Empêtré dans ses entraves, Yusuke doit faire son casting, répéter, et monter la pièce. Pour Vania, il choisit un jeune acteur, alors que le rôle est âgé. Des comédiens internationaux déclameront leur texte dans leur propre langue, y compris celle des signes pour les malentendants. Belle métaphore de l’universalité de l’art qui se situe au-delà des frontières physiques et de la langue.

Toko Miura et Hidetoshi Nishijima dans "Drive my Car" de Ryusuke Hamaguchi (2021). (THE MATCH FACTORY)

Prise en charge

Précédé d’un long prologue de trois quarts d’heure, Drive my Car suit le rythme des échanges en voiture de Yusuke et Misaki, des auditions, des lectures du texte, puis de son interprétation sur scène. Calme, imperturbable, stoïque, le maître du jeu vit une tempête sous un crâne, tout en douceur. La lenteur asiatique d'un récit répétitif, réclame une attention qui peut flancher sur les trois heures du film, surtout pendant le marathon cannois, où les projections s’enchaînent…

Yusuke se dit possédé par Oncle Vania, comme si la pièce le prenait en charge. A l’identique, il est pris en charge, conduit par Isaki.
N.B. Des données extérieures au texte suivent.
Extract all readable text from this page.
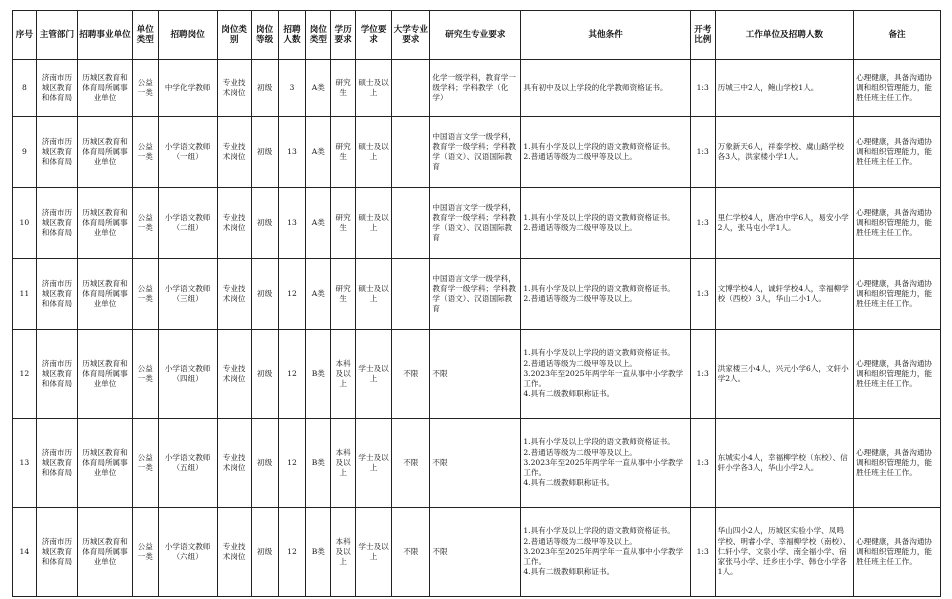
序号	主管部门	招聘事业单位	单位类型	招聘岗位	岗位类别	岗位等级	招聘人数	岗位类型	学历要求	学位要求	大学专业要求	研究生专业要求	其他条件	开考比例	工作单位及招聘人数	备注
8	济南市历城区教育和体育局	历城区教育和体育局所属事业单位	公益一类	中学化学教师	专业技术岗位	初级	3	A类	研究生	硕士及以上		化学一级学科，教育学一级学科；学科教学（化学）	具有初中及以上学段的化学教师资格证书。	1:3	历城三中2人，鲍山学校1人。	心理健康，具备沟通协调和组织管理能力，能胜任班主任工作。
9	济南市历城区教育和体育局	历城区教育和体育局所属事业单位	公益一类	小学语文教师（一组）	专业技术岗位	初级	13	A类	研究生	硕士及以上		中国语言文学一级学科，教育学一级学科；学科教学（语文）、汉语国际教育	1.具有小学及以上学段的语文教师资格证书。
2.普通话等级为二级甲等及以上。	1:3	万象新天6人，祥泰学校、虞山路学校各3人，洪家楼小学1人。	心理健康，具备沟通协调和组织管理能力，能胜任班主任工作。
10	济南市历城区教育和体育局	历城区教育和体育局所属事业单位	公益一类	小学语文教师（二组）	专业技术岗位	初级	13	A类	研究生	硕士及以上		中国语言文学一级学科，教育学一级学科；学科教学（语文）、汉语国际教育	1.具有小学及以上学段的语文教师资格证书。
2.普通话等级为二级甲等及以上。	1:3	里仁学校4人，唐冶中学6人，易安小学2人，张马屯小学1人。	心理健康，具备沟通协调和组织管理能力，能胜任班主任工作。
11	济南市历城区教育和体育局	历城区教育和体育局所属事业单位	公益一类	小学语文教师（三组）	专业技术岗位	初级	12	A类	研究生	硕士及以上		中国语言文学一级学科，教育学一级学科；学科教学（语文）、汉语国际教育	1.具有小学及以上学段的语文教师资格证书。
2.普通话等级为二级甲等及以上。	1:3	文博学校4人，诚轩学校4人，幸福柳学校（西校）3人，华山二小1人。	心理健康，具备沟通协调和组织管理能力，能胜任班主任工作。
12	济南市历城区教育和体育局	历城区教育和体育局所属事业单位	公益一类	小学语文教师（四组）	专业技术岗位	初级	12	B类	本科及以上	学士及以上	不限	不限	1.具有小学及以上学段的语文教师资格证书。
2.普通话等级为二级甲等及以上。
3.2023年至2025年两学年一直从事中小学教学工作。
4.具有二级教师职称证书。	1:3	洪家楼三小4人，兴元小学6人，文轩小学2人。	心理健康，具备沟通协调和组织管理能力，能胜任班主任工作。
13	济南市历城区教育和体育局	历城区教育和体育局所属事业单位	公益一类	小学语文教师（五组）	专业技术岗位	初级	12	B类	本科及以上	学士及以上	不限	不限	1.具有小学及以上学段的语文教师资格证书。
2.普通话等级为二级甲等及以上。
3.2023年至2025年两学年一直从事中小学教学工作。
4.具有二级教师职称证书。	1:3	东城实小4人，幸福柳学校（东校）、信轩小学各3人，华山小学2人。	心理健康，具备沟通协调和组织管理能力，能胜任班主任工作。
14	济南市历城区教育和体育局	历城区教育和体育局所属事业单位	公益一类	小学语文教师（六组）	专业技术岗位	初级	12	B类	本科及以上	学士及以上	不限	不限	1.具有小学及以上学段的语文教师资格证书。
2.普通话等级为二级甲等及以上。
3.2023年至2025年两学年一直从事中小学教学工作。
4.具有二级教师职称证书。	1:3	华山四小2人，历城区实验小学、凤鸣学校、明睿小学、幸福柳学校（南校）、仁轩小学、文泉小学、南全福小学、宿家张马小学、迁乡庄小学、韩仓小学各1人。	心理健康，具备沟通协调和组织管理能力，能胜任班主任工作。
Il va progressivement l’apprécier, tout comme il va entrer à nouveau dans le rôle qu’il rechignait à rejouer. Drive my Car (Conduis ma voiture), dit le titre du film. Yusuke est autant conduit par Misaki que par Tchekhov, il met sa vie entre leurs mains. Un beau film, profond, littéraire, - donc bavard - qui, s’il remportait la Palme, pourrait toutefois taxer le Festival d’élitisme. Mais un Grand prix ne serait pas étonnant.

Hidetoshi Nishijima dans "Drive my Car" de Ryusuke Hamaguchi (2021). (THE MATCH FACTORY)

La fiche

Genre : Drame
Réalisateur : Ryusuke Hamaguchi
Acteurs :Hidetoshi Nishijima, Toko Miura, Masaki Okada
Pays : Japon
Durée : 2h59
Sortie : 14 juillet 2021
Distributeur : Diaphana Distribution

Synopsis : Alors qu'il n'arrive toujours pas à se remettre d'un drame personnel, Yusuke Kafuku, acteur et metteur en scène de théâtre, accepte de monter Oncle Vania dans un festival, à Hiroshima. Il y fait la connaissance de Misaki, une jeune femme réservée qu'on lui a assignée comme chauffeure. Au fil des trajets, la sincérité croissante de leurs échanges les oblige à faire face à leur passé.